TEGEN HET EIND van de week was Tieleman echt opgewarmd. Dat ondervond ASLK-baas Herman Verwilst, die in enkele zinnen werd duidelijk gemaakt dat hij een reusachtige bok had geschoten door de NMKN over te kopen. En dan nog wel voor 4,6 miljard.

“Vier komma zes miljard, ” riep Tieleman onheilspellend. “Gij zijt zot. Denk nu toch eens voor één keer in uw leven na. Krediet aan de Nijverheid, waar hebben die hun geld in gestoken ? Het staal, failliet. De scheepsbouw, failliet. De mijnen, failliet. De textiel, failliet. De BRT, failliet. En dat koopt gij over. Mag ik u aanraden, als ge die kantoren van het fabriekske eens gaat inspekteren, om geen kasten open te trekken. Er zou een en ander kunnen uitvallen. “

Terwijl Verwilst aanstalten maakte om naar de telefoon te rennen en zijn bod alsnog te annuleren, ging Tieleman nog een stapje verder. “Ik hoor vanmiddag in Aktueel dat gij het personeel van de NMKN overneemt, en dat er geen agentschappen moeten verdwijnen. Durft gij dat hier, tegenover mij, bevestigen ? ” Verwilst knikte zwakjes.

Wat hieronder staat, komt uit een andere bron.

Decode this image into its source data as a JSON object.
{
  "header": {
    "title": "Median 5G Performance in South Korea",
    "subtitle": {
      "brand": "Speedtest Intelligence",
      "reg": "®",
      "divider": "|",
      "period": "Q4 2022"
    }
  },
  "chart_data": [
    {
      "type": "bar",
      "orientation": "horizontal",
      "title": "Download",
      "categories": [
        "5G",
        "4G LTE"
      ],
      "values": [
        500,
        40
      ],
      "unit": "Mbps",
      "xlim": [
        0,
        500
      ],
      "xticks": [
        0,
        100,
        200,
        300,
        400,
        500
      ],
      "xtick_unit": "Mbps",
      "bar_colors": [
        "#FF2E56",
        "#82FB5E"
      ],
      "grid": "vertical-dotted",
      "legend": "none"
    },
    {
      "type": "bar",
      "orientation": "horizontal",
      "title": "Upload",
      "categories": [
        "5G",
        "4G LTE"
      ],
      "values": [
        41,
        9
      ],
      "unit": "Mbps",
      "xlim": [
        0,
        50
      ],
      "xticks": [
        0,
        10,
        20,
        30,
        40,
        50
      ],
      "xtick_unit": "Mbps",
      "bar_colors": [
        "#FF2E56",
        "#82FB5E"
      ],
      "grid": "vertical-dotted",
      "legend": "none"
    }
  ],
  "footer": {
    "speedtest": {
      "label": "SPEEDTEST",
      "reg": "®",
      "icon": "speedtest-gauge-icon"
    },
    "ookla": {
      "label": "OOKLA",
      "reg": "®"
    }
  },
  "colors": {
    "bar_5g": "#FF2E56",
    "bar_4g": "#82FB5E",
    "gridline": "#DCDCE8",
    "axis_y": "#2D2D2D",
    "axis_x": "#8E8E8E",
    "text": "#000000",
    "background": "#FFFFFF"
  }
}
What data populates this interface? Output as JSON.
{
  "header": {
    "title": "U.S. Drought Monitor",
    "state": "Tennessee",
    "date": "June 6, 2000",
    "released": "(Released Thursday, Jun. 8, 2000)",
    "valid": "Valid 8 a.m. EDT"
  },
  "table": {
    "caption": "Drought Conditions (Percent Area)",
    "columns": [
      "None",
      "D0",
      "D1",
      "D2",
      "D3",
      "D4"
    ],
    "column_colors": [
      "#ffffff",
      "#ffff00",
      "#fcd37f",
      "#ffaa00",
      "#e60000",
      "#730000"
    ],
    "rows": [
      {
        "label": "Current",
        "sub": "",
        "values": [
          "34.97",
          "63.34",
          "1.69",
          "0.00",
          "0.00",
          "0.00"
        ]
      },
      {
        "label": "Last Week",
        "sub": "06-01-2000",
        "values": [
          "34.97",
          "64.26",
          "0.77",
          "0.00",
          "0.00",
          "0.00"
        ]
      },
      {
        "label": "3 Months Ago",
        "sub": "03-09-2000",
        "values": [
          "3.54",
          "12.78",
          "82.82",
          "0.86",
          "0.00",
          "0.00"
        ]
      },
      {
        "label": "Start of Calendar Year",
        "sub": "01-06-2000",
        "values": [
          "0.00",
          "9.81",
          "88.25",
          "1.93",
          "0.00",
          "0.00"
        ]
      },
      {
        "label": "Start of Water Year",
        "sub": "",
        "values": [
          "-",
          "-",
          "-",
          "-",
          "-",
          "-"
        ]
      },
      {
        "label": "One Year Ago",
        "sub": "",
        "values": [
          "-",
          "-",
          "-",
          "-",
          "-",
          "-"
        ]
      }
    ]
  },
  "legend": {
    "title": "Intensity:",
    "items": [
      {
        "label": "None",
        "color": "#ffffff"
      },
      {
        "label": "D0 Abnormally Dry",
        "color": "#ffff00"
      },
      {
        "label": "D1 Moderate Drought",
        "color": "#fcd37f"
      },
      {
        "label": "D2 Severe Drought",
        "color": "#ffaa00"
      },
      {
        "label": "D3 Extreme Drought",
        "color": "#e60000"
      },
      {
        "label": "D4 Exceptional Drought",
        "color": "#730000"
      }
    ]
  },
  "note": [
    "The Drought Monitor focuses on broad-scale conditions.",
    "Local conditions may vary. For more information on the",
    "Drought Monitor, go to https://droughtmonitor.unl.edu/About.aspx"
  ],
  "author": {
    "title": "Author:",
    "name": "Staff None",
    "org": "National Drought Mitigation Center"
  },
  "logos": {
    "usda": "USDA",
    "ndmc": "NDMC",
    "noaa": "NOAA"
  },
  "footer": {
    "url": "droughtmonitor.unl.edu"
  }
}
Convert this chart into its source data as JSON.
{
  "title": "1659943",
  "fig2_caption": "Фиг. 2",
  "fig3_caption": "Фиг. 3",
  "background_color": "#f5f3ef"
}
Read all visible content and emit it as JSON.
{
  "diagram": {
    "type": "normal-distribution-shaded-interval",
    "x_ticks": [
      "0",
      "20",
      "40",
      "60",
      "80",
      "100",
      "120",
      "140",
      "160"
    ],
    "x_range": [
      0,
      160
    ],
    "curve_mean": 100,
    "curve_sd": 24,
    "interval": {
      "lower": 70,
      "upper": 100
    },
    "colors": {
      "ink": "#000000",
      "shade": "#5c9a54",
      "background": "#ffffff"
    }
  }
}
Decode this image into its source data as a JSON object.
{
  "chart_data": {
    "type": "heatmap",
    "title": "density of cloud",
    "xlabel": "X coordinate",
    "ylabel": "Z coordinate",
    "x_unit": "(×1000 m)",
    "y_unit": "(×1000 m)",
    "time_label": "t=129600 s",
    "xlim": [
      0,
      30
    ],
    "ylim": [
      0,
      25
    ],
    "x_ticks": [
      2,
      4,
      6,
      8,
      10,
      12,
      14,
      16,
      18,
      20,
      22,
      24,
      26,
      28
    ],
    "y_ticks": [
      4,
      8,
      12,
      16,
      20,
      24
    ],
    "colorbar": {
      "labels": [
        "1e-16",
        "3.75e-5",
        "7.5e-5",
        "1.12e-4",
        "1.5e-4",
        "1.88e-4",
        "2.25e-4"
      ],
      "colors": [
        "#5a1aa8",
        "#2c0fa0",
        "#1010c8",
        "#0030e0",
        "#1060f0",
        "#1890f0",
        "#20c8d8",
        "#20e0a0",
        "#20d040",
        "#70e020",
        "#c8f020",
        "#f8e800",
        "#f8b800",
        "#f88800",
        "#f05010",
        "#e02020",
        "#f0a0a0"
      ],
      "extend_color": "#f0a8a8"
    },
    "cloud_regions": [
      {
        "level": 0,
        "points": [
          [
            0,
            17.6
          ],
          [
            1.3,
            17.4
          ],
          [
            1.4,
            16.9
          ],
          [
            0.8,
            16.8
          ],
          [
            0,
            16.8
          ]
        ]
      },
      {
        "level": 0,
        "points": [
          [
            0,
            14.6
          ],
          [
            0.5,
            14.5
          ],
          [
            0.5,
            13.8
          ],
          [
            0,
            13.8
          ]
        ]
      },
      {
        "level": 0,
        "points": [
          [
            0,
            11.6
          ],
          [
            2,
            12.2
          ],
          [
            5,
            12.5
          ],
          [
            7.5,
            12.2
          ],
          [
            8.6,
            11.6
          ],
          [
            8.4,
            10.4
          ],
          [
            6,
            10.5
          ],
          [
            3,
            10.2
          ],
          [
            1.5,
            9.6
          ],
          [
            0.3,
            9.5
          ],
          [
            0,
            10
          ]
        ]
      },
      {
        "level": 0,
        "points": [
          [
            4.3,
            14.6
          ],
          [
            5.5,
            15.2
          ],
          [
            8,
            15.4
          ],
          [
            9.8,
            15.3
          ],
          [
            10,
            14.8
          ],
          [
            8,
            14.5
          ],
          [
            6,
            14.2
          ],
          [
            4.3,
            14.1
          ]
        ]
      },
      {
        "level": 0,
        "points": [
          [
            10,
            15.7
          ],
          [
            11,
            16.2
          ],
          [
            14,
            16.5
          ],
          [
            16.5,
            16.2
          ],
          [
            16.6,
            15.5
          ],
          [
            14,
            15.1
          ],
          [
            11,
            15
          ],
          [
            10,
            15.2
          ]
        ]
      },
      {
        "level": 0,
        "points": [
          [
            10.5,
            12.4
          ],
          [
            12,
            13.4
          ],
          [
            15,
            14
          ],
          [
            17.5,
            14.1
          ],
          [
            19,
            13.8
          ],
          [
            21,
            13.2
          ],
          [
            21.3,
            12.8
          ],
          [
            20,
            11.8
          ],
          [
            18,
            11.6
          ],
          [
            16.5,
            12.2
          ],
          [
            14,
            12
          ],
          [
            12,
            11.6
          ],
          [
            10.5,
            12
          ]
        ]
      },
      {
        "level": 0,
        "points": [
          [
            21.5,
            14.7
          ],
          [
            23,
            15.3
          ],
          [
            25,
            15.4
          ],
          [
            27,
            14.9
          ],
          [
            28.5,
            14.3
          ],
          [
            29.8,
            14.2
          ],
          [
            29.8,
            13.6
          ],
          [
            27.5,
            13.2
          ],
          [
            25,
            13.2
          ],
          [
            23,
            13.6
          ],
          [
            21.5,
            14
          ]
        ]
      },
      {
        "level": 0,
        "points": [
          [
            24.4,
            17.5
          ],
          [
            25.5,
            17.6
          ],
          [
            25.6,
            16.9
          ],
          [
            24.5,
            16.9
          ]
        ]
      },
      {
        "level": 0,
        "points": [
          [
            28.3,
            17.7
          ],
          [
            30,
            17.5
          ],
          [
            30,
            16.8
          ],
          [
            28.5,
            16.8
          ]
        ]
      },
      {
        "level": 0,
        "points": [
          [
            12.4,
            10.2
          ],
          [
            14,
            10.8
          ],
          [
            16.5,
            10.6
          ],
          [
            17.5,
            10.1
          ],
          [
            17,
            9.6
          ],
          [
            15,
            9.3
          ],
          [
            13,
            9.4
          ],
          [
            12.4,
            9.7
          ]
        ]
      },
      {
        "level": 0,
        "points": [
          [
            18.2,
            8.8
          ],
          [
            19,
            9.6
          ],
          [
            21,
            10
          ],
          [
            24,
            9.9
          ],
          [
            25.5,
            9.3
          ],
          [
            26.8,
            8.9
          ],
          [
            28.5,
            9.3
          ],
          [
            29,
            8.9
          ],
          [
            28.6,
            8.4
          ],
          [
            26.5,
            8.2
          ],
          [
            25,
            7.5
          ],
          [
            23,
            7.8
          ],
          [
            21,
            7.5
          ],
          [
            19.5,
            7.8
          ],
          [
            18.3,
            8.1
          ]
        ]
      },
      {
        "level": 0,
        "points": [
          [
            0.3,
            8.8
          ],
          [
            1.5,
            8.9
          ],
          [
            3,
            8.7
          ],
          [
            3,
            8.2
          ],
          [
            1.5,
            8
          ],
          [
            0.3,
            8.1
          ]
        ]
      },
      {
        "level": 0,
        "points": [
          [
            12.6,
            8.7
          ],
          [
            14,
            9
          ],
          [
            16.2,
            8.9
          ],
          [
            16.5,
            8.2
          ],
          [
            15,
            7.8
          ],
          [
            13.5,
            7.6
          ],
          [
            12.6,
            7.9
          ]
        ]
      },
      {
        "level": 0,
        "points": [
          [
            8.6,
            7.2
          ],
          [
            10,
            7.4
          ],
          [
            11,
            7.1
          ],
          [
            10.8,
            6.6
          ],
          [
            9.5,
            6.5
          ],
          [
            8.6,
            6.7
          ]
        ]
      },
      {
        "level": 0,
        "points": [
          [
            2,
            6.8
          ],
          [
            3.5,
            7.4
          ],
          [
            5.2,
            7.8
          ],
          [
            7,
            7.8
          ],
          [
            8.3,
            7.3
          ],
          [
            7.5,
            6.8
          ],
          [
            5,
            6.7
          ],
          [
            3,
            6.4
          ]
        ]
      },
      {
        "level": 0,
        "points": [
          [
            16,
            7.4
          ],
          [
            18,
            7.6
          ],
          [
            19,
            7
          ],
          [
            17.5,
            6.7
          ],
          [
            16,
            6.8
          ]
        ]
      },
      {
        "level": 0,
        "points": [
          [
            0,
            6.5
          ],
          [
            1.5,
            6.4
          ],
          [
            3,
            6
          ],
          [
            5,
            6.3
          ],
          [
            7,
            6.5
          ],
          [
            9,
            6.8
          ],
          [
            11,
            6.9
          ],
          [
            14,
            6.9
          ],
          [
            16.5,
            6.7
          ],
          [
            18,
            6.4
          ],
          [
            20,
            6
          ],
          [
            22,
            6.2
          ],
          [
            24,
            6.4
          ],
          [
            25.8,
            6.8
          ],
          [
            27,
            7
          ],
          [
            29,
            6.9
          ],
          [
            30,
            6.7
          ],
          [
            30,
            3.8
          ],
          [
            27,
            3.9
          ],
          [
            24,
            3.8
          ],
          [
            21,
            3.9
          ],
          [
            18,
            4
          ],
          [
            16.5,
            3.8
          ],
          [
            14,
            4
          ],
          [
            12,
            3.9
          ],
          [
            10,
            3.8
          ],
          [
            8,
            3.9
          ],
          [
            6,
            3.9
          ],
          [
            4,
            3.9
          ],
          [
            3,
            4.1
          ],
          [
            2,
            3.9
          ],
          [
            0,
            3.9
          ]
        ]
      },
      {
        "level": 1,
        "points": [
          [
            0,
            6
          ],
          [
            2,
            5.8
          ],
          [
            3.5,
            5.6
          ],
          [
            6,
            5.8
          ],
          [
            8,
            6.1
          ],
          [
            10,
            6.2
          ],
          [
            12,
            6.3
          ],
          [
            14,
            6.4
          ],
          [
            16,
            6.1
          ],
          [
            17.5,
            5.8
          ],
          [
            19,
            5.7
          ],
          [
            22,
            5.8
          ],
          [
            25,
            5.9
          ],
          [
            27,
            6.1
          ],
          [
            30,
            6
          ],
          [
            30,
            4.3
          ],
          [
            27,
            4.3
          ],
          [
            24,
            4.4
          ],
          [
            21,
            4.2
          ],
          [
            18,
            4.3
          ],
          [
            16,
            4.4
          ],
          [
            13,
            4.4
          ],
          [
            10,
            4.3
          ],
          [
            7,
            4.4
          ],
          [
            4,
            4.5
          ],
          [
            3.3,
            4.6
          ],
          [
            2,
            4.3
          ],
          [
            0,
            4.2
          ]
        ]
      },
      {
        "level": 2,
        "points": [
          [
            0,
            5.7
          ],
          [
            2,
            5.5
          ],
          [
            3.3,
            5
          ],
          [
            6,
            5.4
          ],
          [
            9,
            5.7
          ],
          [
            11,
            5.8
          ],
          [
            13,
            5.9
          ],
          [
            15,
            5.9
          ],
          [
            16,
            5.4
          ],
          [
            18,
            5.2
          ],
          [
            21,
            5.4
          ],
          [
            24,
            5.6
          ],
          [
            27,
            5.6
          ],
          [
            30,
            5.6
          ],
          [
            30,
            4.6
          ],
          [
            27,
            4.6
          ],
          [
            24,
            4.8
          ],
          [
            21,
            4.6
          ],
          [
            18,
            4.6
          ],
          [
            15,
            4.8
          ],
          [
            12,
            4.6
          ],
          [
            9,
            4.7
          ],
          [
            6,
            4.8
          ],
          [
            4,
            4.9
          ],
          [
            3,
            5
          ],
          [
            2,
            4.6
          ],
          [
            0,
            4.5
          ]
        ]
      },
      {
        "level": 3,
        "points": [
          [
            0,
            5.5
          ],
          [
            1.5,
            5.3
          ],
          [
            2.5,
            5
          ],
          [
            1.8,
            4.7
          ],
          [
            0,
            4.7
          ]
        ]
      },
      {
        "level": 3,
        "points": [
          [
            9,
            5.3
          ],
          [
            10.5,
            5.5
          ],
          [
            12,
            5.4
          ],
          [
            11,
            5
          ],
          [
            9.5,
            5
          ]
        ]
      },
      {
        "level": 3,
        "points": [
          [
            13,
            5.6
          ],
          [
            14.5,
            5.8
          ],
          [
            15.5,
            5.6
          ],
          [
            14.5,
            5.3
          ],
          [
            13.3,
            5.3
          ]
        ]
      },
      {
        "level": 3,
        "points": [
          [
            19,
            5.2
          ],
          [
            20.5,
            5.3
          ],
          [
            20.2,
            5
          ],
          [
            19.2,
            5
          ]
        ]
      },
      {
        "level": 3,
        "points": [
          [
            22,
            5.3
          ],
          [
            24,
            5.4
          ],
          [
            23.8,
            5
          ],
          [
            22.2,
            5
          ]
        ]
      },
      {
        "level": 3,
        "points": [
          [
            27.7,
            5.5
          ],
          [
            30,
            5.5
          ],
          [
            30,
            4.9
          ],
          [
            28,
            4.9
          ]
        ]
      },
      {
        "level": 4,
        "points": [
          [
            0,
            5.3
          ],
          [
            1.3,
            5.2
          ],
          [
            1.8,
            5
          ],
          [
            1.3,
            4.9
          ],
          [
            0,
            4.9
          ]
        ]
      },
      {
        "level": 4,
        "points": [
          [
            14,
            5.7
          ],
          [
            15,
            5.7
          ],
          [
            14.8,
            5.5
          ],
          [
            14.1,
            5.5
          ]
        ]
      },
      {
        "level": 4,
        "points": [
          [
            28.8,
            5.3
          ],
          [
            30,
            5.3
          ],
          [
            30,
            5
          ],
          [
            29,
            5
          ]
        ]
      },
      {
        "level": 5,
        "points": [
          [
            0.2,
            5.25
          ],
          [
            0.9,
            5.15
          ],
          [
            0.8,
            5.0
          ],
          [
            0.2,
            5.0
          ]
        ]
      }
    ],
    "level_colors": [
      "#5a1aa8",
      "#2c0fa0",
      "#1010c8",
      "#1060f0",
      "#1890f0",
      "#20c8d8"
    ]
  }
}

Tieleman verloor zijn legendarische zelfbeheersing. “En wat doet ge dan in Rotselaar ? Op de Markt over den bakker ? Daar is een kantoor van de ASLK en een van de NMKN twee huizen verder. Ge gaat me toch niet zeggen dat ge die alletwee open houdt ? “

Verwilst probeerde nog even in het midden te brengen dat hij de situatie in Rotselaar niet goed kende, maar Tieleman was al een paar dorpen verder. En somde uit het blote hoofd feilloos de adressen op van in elkaars buurt gevestigde ASLK- en NMKN-kantoren in Aarschot (Gijmelsesteenweg en Langdorpsesteenweg), Herentals (Fraikinstraat en Hofkwartier), Geel (dokter Vandeperrestraat en Nieuwstraat), Beerse (Gasthuisstraat en Kerkplein) en last but not least Kapelle-op-den-Bos (Mechelsesteenweg 213 en Mechelsesteenweg 182).

“Er is hier maar één oplossing mogelijk, ” zo rondde een nu erg boze Tieleman het item af. “Sluiten ! En wel onmiddellijk. Als gij het niet durft, zal ik het wel doen. ” Hierna werd nog eens teruggekomen op de reportage van maandag over de hoge ozon-koncentraties.